Gov. Bryant said the bill is meant to protect religious organizations from discrimination.
“Now, if you have a restaurant and said, ‘I want to have a wedding here,’ and it is not a traditional wedding — it is a gay marriage that is going to take place here — you would be able to say, ‘Gentlemen, I’m sorry, ladies, I’m sorry, I just have a religious belief, this is a religious ceremony as my faith tells me, and I can’t do that,” Gov. Bryant said in an interview on the JT Show half an hour after signing the bill.
In defense of the bill, Gov. Bryant said HB 1523 will help prevent government regulation of an individual’s decisions and constitutional rights by federal and state law.
“I’m a limited government type of guy, [and I] always have been,” Gov. Bryant said. “When I get a bill that says — and that’s exactly what this [bill] does — ‘it limits the government from discrimination against an individual because of their religious beliefs,’ I think that’s a good idea. Of course, religious beliefs [are] in the eye of the beholder, and that’s why we have to look to other criminal laws and civil laws that exist that protect us from someone acting in a dangerous or discriminatory manner.”
Hundreds gathered in front of the Governor’s Mansion in Jackson to assert that passing the bill would be discriminatory against LGBTQ+ community members.
Wanda Bingham, an activist at the protest, said she was determined to speak out.
“Injustice anywhere is injustice everywhere,” Bingham said. “That’s why we are standing here fighting. These people who don’t have the best interest of all the people in Mississippi. We are on a mission to get them out.”
Bingham made a passionate display at the protest and spoke although she was not planned to speak.
“What our governor has done here in the state of Mississippi, he has created a man-made disaster,” Bingham said. “He’s forcing us to live in a time that we aren’t in, and that’s not going to happen on my watch. It affects everyone.”
In signing the bill, Gov. Bryant has opened the doors to federal lawsuits. According to a memorandum published by Columbia University in New York on April 5, the day the bill was signed, HB 1523 violates the Establishment Clause of the Constitution in three ways.
“HB 1523 violates the Establishment Clause by allowing government employees to discriminate against Mississippians who are LGBT or do not conform to religious, sex and gender norms,” the notice said. “Several provisions of HB 1523 allow government employees — who represent the state and have sworn to uphold the law — to discriminate against LGBT and unmarried Mississippians based on their religious beliefs.”
According to the notice, the second way it violated the clause was that it allowed those who accepted government contracts and grants to discriminate based on religious beliefs. Lastly, the notice said accommodating to the religious preferences of a private group that harmed third party individuals in a meaningful way was unconstitutional.
Jackson native and professional drag queen Tara Shay Montgomery said the house bill is absurd.
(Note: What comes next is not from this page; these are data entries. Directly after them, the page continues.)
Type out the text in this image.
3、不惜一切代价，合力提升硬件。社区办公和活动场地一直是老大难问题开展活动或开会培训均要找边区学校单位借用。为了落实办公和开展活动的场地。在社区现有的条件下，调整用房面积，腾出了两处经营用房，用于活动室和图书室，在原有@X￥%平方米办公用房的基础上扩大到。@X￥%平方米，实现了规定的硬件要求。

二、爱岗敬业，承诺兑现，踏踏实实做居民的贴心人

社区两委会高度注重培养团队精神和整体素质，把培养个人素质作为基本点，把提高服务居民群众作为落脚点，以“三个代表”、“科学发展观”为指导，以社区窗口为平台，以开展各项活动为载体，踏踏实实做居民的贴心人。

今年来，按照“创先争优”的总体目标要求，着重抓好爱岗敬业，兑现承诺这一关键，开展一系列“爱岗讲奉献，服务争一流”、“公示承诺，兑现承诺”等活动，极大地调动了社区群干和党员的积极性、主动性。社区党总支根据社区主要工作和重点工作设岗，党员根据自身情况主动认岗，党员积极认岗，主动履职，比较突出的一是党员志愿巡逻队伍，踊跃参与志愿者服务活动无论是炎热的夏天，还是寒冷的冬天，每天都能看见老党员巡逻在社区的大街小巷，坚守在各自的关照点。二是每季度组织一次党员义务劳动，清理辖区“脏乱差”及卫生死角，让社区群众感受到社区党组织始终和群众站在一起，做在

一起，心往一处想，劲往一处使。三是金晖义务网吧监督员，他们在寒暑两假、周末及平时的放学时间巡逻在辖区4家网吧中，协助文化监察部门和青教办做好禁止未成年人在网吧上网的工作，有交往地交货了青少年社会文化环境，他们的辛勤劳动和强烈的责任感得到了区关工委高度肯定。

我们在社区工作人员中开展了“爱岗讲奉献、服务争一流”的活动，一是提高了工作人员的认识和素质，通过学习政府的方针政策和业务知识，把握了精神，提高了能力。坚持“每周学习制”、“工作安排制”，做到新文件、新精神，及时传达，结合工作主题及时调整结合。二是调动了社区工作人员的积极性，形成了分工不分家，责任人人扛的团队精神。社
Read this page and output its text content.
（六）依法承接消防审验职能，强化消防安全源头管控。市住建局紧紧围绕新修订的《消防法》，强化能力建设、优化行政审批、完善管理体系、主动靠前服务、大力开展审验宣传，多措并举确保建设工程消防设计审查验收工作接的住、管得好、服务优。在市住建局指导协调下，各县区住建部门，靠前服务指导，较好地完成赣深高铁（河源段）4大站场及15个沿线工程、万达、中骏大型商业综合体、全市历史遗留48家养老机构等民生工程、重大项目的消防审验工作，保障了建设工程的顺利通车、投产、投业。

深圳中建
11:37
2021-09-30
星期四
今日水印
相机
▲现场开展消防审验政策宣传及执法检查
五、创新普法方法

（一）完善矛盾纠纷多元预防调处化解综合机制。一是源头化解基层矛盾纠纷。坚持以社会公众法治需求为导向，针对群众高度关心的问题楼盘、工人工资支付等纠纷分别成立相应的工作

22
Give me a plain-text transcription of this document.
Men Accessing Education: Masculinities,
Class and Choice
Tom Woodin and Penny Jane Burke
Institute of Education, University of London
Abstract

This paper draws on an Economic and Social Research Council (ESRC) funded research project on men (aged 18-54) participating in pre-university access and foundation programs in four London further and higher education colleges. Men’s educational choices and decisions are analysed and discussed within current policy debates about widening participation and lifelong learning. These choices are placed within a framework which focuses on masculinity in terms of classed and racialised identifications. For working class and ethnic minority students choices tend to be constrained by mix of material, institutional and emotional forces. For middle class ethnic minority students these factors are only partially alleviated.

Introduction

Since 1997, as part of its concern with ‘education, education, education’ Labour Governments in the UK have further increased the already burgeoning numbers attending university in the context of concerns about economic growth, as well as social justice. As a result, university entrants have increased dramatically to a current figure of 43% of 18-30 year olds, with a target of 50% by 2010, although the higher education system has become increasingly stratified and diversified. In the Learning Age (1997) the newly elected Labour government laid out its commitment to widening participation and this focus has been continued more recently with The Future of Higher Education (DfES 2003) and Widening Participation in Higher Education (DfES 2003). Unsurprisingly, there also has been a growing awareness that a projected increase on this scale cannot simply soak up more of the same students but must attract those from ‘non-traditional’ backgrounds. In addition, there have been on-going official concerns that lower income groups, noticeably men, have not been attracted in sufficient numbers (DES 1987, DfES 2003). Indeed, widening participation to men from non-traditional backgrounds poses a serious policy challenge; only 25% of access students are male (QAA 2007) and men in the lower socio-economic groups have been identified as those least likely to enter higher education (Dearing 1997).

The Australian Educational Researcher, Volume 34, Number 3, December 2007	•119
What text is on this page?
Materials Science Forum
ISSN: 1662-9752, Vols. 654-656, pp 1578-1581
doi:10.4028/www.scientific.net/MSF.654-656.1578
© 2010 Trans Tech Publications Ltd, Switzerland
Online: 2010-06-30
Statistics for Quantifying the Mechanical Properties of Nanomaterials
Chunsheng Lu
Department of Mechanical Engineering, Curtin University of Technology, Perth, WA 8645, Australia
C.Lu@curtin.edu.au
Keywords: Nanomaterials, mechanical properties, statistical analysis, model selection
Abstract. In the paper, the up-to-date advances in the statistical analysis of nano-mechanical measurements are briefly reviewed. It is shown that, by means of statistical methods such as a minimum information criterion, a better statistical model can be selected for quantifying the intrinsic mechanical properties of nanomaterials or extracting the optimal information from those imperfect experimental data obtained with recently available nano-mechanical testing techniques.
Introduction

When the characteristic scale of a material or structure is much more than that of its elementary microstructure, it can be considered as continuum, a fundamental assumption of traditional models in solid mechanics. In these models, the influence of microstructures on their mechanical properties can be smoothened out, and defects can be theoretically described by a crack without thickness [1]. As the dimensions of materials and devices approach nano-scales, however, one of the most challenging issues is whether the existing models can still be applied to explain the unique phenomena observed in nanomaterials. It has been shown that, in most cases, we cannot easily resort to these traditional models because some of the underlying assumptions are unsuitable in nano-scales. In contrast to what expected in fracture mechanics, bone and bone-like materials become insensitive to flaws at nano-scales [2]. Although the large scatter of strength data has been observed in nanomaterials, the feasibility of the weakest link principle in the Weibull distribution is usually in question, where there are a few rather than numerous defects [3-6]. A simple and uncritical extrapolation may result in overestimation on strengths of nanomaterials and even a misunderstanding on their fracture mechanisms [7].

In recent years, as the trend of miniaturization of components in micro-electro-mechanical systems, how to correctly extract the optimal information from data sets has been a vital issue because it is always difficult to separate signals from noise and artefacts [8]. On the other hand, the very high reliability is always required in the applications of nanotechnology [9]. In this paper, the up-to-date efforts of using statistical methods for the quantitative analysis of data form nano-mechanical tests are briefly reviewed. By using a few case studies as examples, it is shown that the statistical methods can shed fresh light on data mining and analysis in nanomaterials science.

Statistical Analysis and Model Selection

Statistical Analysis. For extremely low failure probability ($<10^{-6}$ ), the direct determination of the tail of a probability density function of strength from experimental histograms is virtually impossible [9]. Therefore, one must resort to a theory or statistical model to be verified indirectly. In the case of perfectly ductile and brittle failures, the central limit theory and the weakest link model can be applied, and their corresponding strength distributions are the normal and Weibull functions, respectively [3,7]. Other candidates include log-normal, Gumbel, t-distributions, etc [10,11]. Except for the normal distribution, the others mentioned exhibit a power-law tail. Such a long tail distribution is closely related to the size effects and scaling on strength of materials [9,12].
“There’s a large amount of support here,” Montgomery said. “I think that shows Gov. Bryant that Mississippi does not want to continue to be known as the state that is the most obese, the poorest and the most held back. These people [at the protest] are saying, ‘Let’s move our state forward with the rest of the country.’”
Montgomery said she was optimistic about the bill being vetoed but felt that Mississippi is known for being stubborn.
“Gov. Bryant is just a reflection of Mississippi being set in its own ways,” Montgomery said.
From this event, questions will arise for Mississippi’s future regarding potential lawsuits and civil rights. The fight for lesbian, gay, bisexual, transgender and queer individuals is expected to continue in the South.
Though the protest did not sway Bryant, Ellis said he believes such activism can impact Mississippi’s future.
“But first we’ve got to impact [Mississippi’s] culture before we can impact the legislature,” Ellis said.